28.09.2013 15:53
Quelle: schweizerbauer.ch - AgE
Deutschland
Historisch kleine Kartoffelernte in Deutschland
Trotz leicht gestiegener Anbaufläche wird die deutsche Kartoffelernte 2013 stark unterdurchschnittlich ausfallen. Dies teilte das Bundeslandwirtschaftsministerium am vergangenem Donnerstag mit.

Demnach wird die bundesdeutsche Rodemenge in dieser Saison nur bei gut 9,2 Mio. t liegen. Das sind 13,4% weniger als 2012. Der mehrjährige Durchschnitt wird sogar um 17,7% verfehlt. Weniger Kartoffeln holten die Produzenten seit der Wiedervereinigung nicht mehr vom Acker. Verantwortlich für das schlechte Ernteergebnis war laut Sachverständigenausschuss zunächst die kühle und nasse Witterung, die regional die Legearbeiten um bis zu vier Wochen verzögerte.

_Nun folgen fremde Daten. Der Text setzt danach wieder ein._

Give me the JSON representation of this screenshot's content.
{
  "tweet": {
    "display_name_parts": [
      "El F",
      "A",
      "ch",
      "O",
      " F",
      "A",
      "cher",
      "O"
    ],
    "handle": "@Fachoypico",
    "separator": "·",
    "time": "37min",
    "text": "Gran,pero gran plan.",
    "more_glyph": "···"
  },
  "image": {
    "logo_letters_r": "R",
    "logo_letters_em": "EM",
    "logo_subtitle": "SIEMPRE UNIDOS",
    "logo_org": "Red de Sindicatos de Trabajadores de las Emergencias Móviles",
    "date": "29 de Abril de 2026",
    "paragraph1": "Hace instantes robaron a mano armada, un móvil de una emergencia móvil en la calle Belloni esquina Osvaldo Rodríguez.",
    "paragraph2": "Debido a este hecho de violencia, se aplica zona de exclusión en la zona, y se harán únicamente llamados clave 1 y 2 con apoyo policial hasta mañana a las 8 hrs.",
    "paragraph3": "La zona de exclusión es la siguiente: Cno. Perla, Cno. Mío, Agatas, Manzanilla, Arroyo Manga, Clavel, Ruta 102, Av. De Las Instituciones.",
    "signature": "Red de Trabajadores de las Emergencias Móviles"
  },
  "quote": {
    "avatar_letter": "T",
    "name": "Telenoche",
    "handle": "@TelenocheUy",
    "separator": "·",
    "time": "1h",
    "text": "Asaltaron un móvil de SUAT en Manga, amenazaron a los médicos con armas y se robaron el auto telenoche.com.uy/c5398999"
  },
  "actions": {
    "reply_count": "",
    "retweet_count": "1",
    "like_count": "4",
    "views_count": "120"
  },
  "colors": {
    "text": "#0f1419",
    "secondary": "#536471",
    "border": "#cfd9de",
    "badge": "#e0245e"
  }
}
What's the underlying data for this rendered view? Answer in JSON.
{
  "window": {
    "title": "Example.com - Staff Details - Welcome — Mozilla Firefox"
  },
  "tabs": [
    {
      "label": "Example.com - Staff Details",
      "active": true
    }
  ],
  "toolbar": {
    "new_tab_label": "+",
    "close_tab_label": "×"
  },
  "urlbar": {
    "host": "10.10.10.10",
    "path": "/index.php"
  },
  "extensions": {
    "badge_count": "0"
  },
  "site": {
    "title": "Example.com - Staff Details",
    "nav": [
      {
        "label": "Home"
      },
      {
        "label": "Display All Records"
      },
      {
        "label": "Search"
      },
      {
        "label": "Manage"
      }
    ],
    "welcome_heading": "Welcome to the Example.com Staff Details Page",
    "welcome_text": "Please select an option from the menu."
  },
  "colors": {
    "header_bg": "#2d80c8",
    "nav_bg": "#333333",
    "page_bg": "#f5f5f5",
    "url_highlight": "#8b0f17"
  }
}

Die Hitzeperiode im Juli sorgte dann für eine zu starke Erwärmung der Kartoffeldämme, die teilweise aufbrachen, so dass junge Knollen in der Sonne verbrannten. Die Hektarerträge fielen deshalb landesweit mit rund 383 dt im Schnitt um 14,4% kleiner als im Vorjahr aus. Der Mehrjahresdurchschnitt des Zeitraums von 2007 bis 2012 von 434,5 dt wurde um 11,8% unterschritten. Alle Länder verzeichneten dabei niedrigere Hektarerträge. Die stärksten Einbussen gegenüber 2012 hatten Bayern und Sachsen hinzunehmen.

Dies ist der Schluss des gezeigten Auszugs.